National Security Threat

In addition to being listed as one of the twelve “core national security issues” identified in the National Security Strategy, cybersecurity plays a critical role across almost all of them. The four core issues of Emerging, Critical, and Sensitive Technologies; Disinformation; Foreign Interference and Espionage; and Transnational Organised Crime, for example, are clearly issues where cybersecurity is a key component.

Importantly, cybersecurity has a clear role to play in the core national security issue of Economic Security. According to the Strategy, economic security is about “building our resilience to shocks or external pressures, with the goal of safeguarding our independence and sovereignty”, and key to this is strengthening the resilience of our critical infrastructure from cyberattack and other disruptions.

Critical infrastructure is an attractive target for cyber threats, write Maiden and Quinn, “which can be remotely delivered, such as malware arriving hidden in an email or enabled through some element of human intervention (the so-called insider threat) or by conventional military means.”

Cyber enabled disruption is not limited by geography, meaning New Zealand’s cannot rely on its relative geographic isolation. Exposed critical infrastructure is an attractive target to a financially motivated criminal in Europe. It is also a very attractive option to cause targeted disruption or manipulation by a hostile foreign power.

During covid, for example, we saw the level of intricate interconnectivity in our supply chains. We also saw how critical digital systems are to keeping our supply chains safe. A very minor cyber incident to a single component could easily cause widespread disruption. This is a compelling motive for a cybercriminal to extort a ransom or a hostile nation state wanting to make a point.

Secure Together

The Government’s ability to deliver on the National Security Strategy, state its authors, depends on working together with New Zealand society and with international partners. The bulk of cyber security capability and effort, they acknowledge, “occurs outside government, with individuals and private organisations working to protect their data, networked devices, and infrastructure.”

It’s a key point echoed in the Fortinet whitepaper. “Better cooperation between public and private entities will deliver greater visibility of threats with shared intelligence, better use of scarce cyber specialists, and better management of incident response,” state Maiden and Quinn. It’s about “working together on a shared protective mission.”

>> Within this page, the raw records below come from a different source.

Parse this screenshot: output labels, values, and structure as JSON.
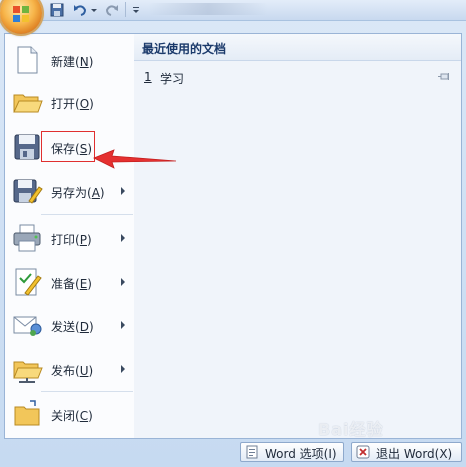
{
  "menu": {
    "items": [
      {
        "label": "新建",
        "mnemonic": "N",
        "has_arrow": false
      },
      {
        "label": "打开",
        "mnemonic": "O",
        "has_arrow": false
      },
      {
        "label": "保存",
        "mnemonic": "S",
        "has_arrow": false
      },
      {
        "label": "另存为",
        "mnemonic": "A",
        "has_arrow": true
      },
      {
        "label": "打印",
        "mnemonic": "P",
        "has_arrow": true
      },
      {
        "label": "准备",
        "mnemonic": "E",
        "has_arrow": true
      },
      {
        "label": "发送",
        "mnemonic": "D",
        "has_arrow": true
      },
      {
        "label": "发布",
        "mnemonic": "U",
        "has_arrow": true
      },
      {
        "label": "关闭",
        "mnemonic": "C",
        "has_arrow": false
      }
    ]
  },
  "recent": {
    "title": "最近使用的文档",
    "items": [
      {
        "number": "1",
        "name": "学习"
      }
    ]
  },
  "footer": {
    "word_options": "Word 选项(I)",
    "exit_word": "退出 Word(X)"
  },
  "watermark": "Bai经验",
  "colors": {
    "annotation": "#e03030",
    "accent": "#1b3a6b"
  }
}
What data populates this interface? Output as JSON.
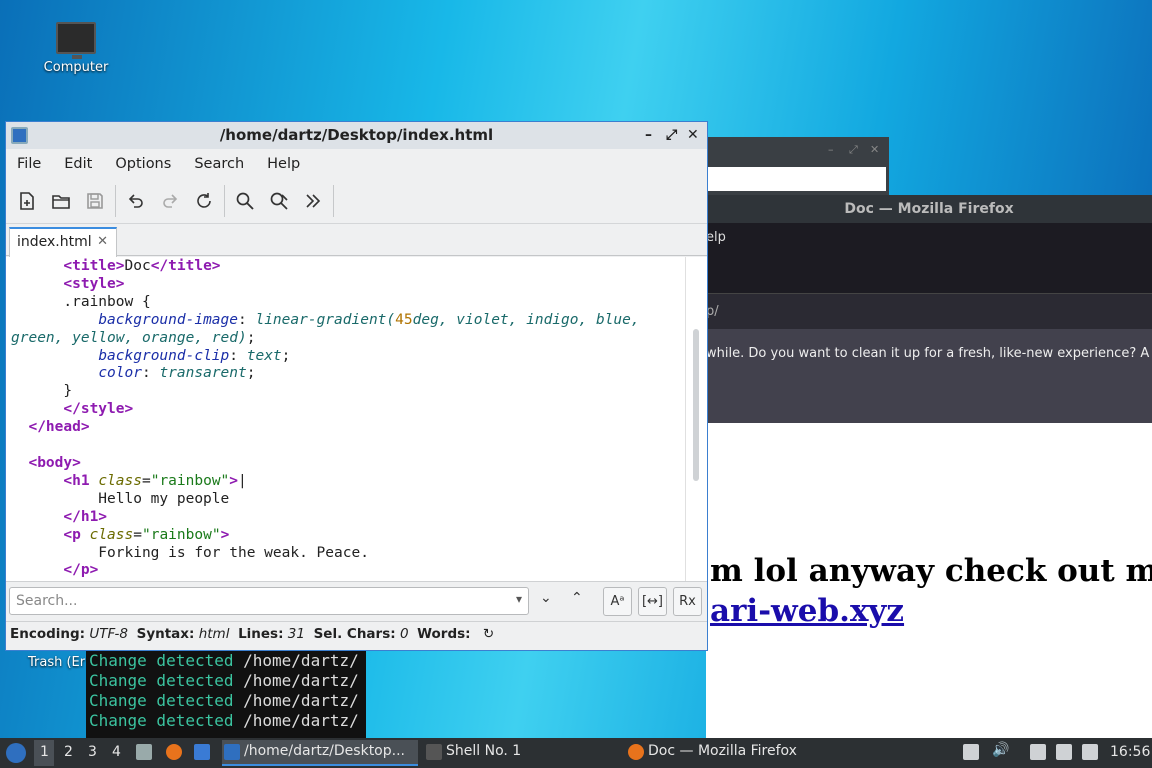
{
  "desktop": {
    "computer_label": "Computer",
    "trash_label": "Trash (Er"
  },
  "firefox": {
    "title": "Doc — Mozilla Firefox",
    "menu_fragment": "elp",
    "url_fragment": "p/",
    "notice": "while. Do you want to clean it up for a fresh, like-new experience? A",
    "h1_fragment": "m lol anyway check out m",
    "link_fragment": "ari-web.xyz"
  },
  "terminal": {
    "lines": [
      {
        "green": "Change detected",
        "white": " /home/dartz/"
      },
      {
        "green": "Change detected",
        "white": " /home/dartz/"
      },
      {
        "green": "Change detected",
        "white": " /home/dartz/"
      },
      {
        "green": "Change detected",
        "white": " /home/dartz/"
      }
    ]
  },
  "editor": {
    "title": "/home/dartz/Desktop/index.html",
    "window_controls": {
      "minimize": "–",
      "maximize": "⤢",
      "close": "✕"
    },
    "menu": {
      "file": "File",
      "edit": "Edit",
      "options": "Options",
      "search": "Search",
      "help": "Help"
    },
    "tab": {
      "label": "index.html",
      "close": "✕"
    },
    "search": {
      "placeholder": "Search...",
      "case_btn": "Aᵃ",
      "whole_btn": "[↔]",
      "regex_btn": "Rx"
    },
    "status": {
      "encoding_label": "Encoding:",
      "encoding": "UTF-8",
      "syntax_label": "Syntax:",
      "syntax": "html",
      "lines_label": "Lines:",
      "lines": "31",
      "sel_label": "Sel. Chars:",
      "sel": "0",
      "words_label": "Words:"
    }
  },
  "taskbar": {
    "workspaces": [
      "1",
      "2",
      "3",
      "4"
    ],
    "task1": "/home/dartz/Desktop...",
    "task2": "Shell No. 1",
    "task3": "Doc — Mozilla Firefox",
    "clock": "16:56"
  },
  "colors": {
    "accent": "#3b8de0",
    "tag": "#8e1bb0",
    "terminal_green": "#3bc4a0",
    "link": "#1a0dab"
  }
}
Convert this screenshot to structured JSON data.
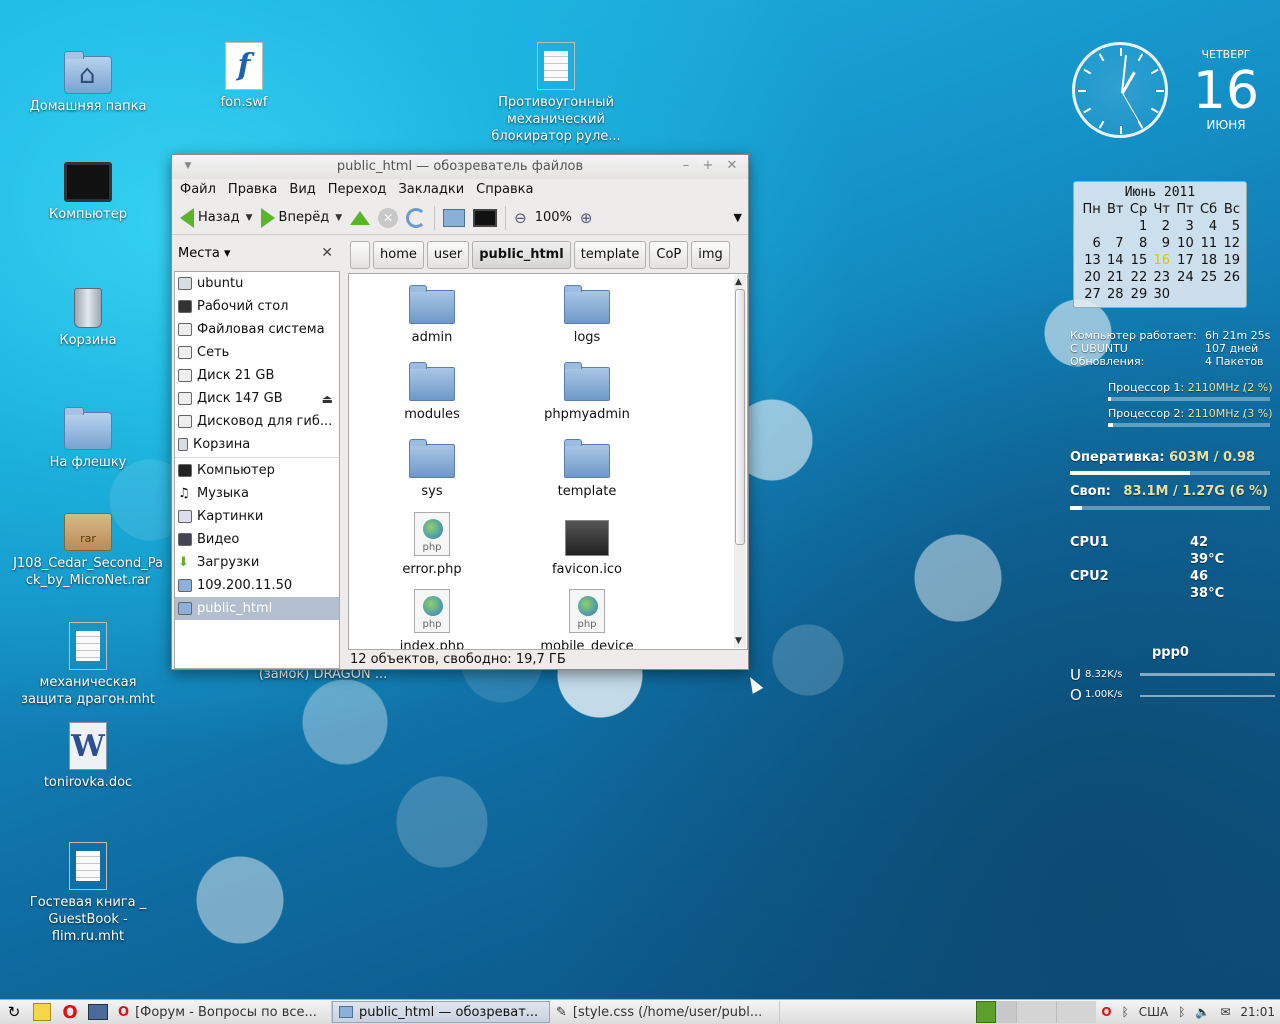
{
  "desktop_icons": [
    {
      "label": "Домашняя папка",
      "icon": "home-folder-icon"
    },
    {
      "label": "fon.swf",
      "icon": "flash-file-icon"
    },
    {
      "label": "Противоугонный механический блокиратор руле...",
      "icon": "text-document-icon"
    },
    {
      "label": "Компьютер",
      "icon": "computer-icon"
    },
    {
      "label": "Корзина",
      "icon": "trash-icon"
    },
    {
      "label": "На флешку",
      "icon": "folder-icon"
    },
    {
      "label": "J108_Cedar_Second_Pack_by_MicroNet.rar",
      "icon": "rar-archive-icon",
      "icon_text": "rar"
    },
    {
      "label": "механическая защита драгон.mht",
      "icon": "text-document-icon"
    },
    {
      "label": "tonirovka.doc",
      "icon": "word-document-icon",
      "icon_text": "W"
    },
    {
      "label": "Гостевая книга _ GuestBook - flim.ru.mht",
      "icon": "text-document-icon"
    },
    {
      "label": "(замок) DRAGON ...",
      "icon": "none"
    }
  ],
  "clock": {
    "time": "21:01",
    "weekday": "ЧЕТВЕРГ",
    "day": "16",
    "month": "ИЮНЯ"
  },
  "calendar": {
    "title": "Июнь 2011",
    "weekdays": [
      "Пн",
      "Вт",
      "Ср",
      "Чт",
      "Пт",
      "Сб",
      "Вс"
    ],
    "weeks": [
      [
        "",
        "",
        "1",
        "2",
        "3",
        "4",
        "5"
      ],
      [
        "6",
        "7",
        "8",
        "9",
        "10",
        "11",
        "12"
      ],
      [
        "13",
        "14",
        "15",
        "16",
        "17",
        "18",
        "19"
      ],
      [
        "20",
        "21",
        "22",
        "23",
        "24",
        "25",
        "26"
      ],
      [
        "27",
        "28",
        "29",
        "30",
        "",
        "",
        ""
      ]
    ],
    "today": "16"
  },
  "sysmon": {
    "uptime_label": "Компьютер работает:",
    "uptime_value": "6h 21m 25s",
    "since_label": "С UBUNTU",
    "since_value": "107 дней",
    "updates_label": "Обновления:",
    "updates_value": "4  Пакетов",
    "cpu1_label": "Процессор 1:",
    "cpu1_freq": "2110MHz /",
    "cpu1_pct": "(2 %)",
    "cpu1_load": 0.02,
    "cpu2_label": "Процессор 2:",
    "cpu2_freq": "2110MHz /",
    "cpu2_pct": "(3 %)",
    "cpu2_load": 0.03,
    "ram_label": "Оперативка:",
    "ram_value": "603M  / 0.98",
    "ram_fill": 0.6,
    "swap_label": "Своп:",
    "swap_value": "83.1M / 1.27G (6 %)",
    "swap_fill": 0.06,
    "cpu1_name": "CPU1",
    "cpu1_val": "42",
    "cpu1_temp": "39°C",
    "cpu2_name": "CPU2",
    "cpu2_val": "46",
    "cpu2_temp": "38°C",
    "net_iface": "ppp0",
    "up_label": "U",
    "up_speed": "8.32K/s",
    "down_label": "O",
    "down_speed": "1.00K/s"
  },
  "window": {
    "title": "public_html — обозреватель файлов",
    "menu": [
      "Файл",
      "Правка",
      "Вид",
      "Переход",
      "Закладки",
      "Справка"
    ],
    "toolbar": {
      "back": "Назад",
      "forward": "Вперёд",
      "zoom": "100%"
    },
    "sidebar": {
      "header": "Места ▾",
      "places": [
        {
          "label": "ubuntu",
          "icon": "home-icon"
        },
        {
          "label": "Рабочий стол",
          "icon": "desktop-icon"
        },
        {
          "label": "Файловая система",
          "icon": "drive-icon"
        },
        {
          "label": "Сеть",
          "icon": "network-icon"
        },
        {
          "label": "Диск 21 GB",
          "icon": "drive-icon"
        },
        {
          "label": "Диск 147 GB",
          "icon": "drive-icon",
          "eject": true
        },
        {
          "label": "Дисковод для гиб...",
          "icon": "floppy-icon"
        },
        {
          "label": "Корзина",
          "icon": "trash-icon"
        }
      ],
      "bookmarks": [
        {
          "label": "Компьютер",
          "icon": "monitor-icon"
        },
        {
          "label": "Музыка",
          "icon": "music-icon"
        },
        {
          "label": "Картинки",
          "icon": "pictures-icon"
        },
        {
          "label": "Видео",
          "icon": "video-icon"
        },
        {
          "label": "Загрузки",
          "icon": "download-icon"
        },
        {
          "label": "109.200.11.50",
          "icon": "folder-icon"
        },
        {
          "label": "public_html",
          "icon": "folder-icon",
          "selected": true
        }
      ]
    },
    "path": [
      "home",
      "user",
      "public_html",
      "template",
      "CoP",
      "img"
    ],
    "active_path": "public_html",
    "files": [
      {
        "name": "admin",
        "type": "folder"
      },
      {
        "name": "logs",
        "type": "folder"
      },
      {
        "name": "modules",
        "type": "folder"
      },
      {
        "name": "phpmyadmin",
        "type": "folder"
      },
      {
        "name": "sys",
        "type": "folder"
      },
      {
        "name": "template",
        "type": "folder"
      },
      {
        "name": "error.php",
        "type": "php"
      },
      {
        "name": "favicon.ico",
        "type": "ico"
      },
      {
        "name": "index.php",
        "type": "php"
      },
      {
        "name": "mobile_device",
        "type": "php"
      }
    ],
    "php_label": "php",
    "status": "12 объектов, свободно: 19,7 ГБ"
  },
  "taskbar": {
    "tasks": [
      {
        "label": "[Форум - Вопросы по все..."
      },
      {
        "label": "public_html — обозреват...",
        "active": true
      },
      {
        "label": "[style.css (/home/user/publ..."
      }
    ],
    "keyboard": "США",
    "clock": "21:01"
  }
}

Advanced cyber defences capabilities from industry leaders like Fortinet are already installed in every industry, in nearly every country across the globe. Harnessing this “system of systems” for real time threat intelligence is a vital component to a nation’s security.

There is no silver bullet, which necessitates the bringing of a full arsenal of advanced technical capability to the forefront of our defence strategy. Many people think that a simple firewall is enough, but providers such as Fortinet have a range of technologies to protect cloud and Operations Technology (OT) environments, as well as advanced deception, endpoint and active threat reconnaissance capability.

By converging a platform of defence to every corner of the national attack surface, combined with exercised defence strategy we can significantly raise our national resilience, and minimise the impact of a cyber threat.

“Given the growth of cyber threats, it has never been more important for the New Zealand government to coordinate with a much broader group of stakeholders, partnering to protect our shared interests,” state Maiden and Quinn. “It needs to be clearly understood that securing cyber and physical infrastructure is a shared responsibility.”